14. Anyone want to switch seats?
From The Simpsons’ “Marge vs. the Monorail” (1993)
Nimoy also holds the distinctions of being one of the very best guest stars in the history of The Simpsons (on one of the very best episodes in the show’s history). In “Marge vs. the Monorail,” Mr. Spock himself showed up to ponder a solar eclipse, save the life of a suicidal Krusty the Clown (“No! The world needs laughter!”), and make one of the greatest TV exits of all time.

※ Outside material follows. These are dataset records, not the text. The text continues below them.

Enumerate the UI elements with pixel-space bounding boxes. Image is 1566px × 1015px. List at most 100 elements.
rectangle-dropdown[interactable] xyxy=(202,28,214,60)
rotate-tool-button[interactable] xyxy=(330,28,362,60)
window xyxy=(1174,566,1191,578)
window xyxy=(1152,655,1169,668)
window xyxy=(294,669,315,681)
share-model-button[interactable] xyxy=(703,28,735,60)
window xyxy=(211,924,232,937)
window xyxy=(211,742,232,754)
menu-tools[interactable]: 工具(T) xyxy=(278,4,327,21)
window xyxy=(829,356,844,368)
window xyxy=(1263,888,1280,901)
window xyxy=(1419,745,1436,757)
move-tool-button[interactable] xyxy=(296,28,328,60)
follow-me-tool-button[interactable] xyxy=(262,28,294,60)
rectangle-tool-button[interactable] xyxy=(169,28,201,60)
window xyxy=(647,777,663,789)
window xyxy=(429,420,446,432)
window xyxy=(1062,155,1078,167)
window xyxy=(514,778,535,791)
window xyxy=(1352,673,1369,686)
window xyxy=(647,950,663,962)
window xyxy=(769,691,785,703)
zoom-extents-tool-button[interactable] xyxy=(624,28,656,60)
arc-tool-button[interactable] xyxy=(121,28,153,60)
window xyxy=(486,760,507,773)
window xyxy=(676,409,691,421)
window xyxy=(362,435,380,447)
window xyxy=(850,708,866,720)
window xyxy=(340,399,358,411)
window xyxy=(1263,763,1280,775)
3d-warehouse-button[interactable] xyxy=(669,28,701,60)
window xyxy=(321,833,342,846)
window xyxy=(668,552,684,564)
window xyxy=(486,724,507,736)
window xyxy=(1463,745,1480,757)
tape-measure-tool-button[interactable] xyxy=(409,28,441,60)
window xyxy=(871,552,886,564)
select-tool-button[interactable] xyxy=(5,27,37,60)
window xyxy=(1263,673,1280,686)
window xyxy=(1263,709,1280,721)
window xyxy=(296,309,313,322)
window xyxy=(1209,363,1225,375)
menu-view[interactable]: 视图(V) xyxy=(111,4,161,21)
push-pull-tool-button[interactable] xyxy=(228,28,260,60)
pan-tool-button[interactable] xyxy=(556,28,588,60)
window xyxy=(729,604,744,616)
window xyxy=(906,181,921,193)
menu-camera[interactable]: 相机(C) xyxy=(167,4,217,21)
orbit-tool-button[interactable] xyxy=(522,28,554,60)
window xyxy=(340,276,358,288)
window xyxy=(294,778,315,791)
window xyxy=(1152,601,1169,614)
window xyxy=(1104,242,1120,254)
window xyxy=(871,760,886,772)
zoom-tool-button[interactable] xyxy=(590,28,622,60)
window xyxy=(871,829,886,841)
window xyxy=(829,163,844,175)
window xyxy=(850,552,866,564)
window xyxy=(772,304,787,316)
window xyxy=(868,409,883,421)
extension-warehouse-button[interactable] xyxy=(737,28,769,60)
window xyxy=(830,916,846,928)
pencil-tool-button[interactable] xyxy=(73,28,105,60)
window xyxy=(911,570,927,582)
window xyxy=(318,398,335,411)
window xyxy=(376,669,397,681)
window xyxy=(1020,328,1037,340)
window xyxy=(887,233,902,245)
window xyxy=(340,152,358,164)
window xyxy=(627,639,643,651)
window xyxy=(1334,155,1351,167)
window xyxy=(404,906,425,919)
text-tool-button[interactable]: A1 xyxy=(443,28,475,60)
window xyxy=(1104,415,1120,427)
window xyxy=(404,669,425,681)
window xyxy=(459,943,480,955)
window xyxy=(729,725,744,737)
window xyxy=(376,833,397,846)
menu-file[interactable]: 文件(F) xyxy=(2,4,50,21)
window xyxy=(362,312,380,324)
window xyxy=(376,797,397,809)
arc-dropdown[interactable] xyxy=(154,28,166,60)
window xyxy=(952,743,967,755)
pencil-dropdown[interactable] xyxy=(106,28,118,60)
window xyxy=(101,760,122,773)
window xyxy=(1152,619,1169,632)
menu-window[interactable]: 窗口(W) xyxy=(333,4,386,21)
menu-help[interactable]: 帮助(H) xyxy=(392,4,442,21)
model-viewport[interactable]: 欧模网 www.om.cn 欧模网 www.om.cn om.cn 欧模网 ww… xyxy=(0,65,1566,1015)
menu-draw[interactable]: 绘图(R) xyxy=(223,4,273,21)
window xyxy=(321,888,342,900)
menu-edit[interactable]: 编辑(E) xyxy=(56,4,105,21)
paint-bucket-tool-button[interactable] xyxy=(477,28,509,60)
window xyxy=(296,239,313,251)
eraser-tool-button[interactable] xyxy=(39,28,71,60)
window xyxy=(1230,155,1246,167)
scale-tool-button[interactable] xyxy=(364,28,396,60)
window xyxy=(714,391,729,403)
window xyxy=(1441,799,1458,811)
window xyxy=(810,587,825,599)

15. Together again, one last time
From Shatner’s Raw Nerve (2009)
Shatner and Nimoy became joined together in our collective memories, and they maintained an interesting relationship over the years. Here, Shatner interviews Nimoy on his talk show Shatner’s Raw Nerve. Nimoy talks about growing up with disapproving parents and then bringing those conflicts to life in a Clifford Odets play.
16. A meeting of the Spocks
From Star Trek (2009)
Nimoy’s appearance in J.J. Abrams’ 2009 Star Trek added an enormous amount of gravitas to the reboot. At the end of the film, he shared a scene with his successor as Spock, Zachary Quinto, and said, in essence, “Don’t be so tied to this series’ past that you can’t do new and exciting things.” It’s advice that a lot of Hollywood franchises would do well to heed.
17. Ask yourselves the same question
From Fringe’s “Lysergic Acid Diethylamide” (2011)
One of Nimoy’s last major roles was as a crucial supporting character on Fringe, the sci-fi series co-created by Abrams with his Star Trek writers Alex Kurtzman and Roberto Orci. Nimoy played William Bell, founder of a powerful biotech company and a crucial figure in the series’ mythology. Over the course of four seasons, Nimoy appeared in both live-action and animated form.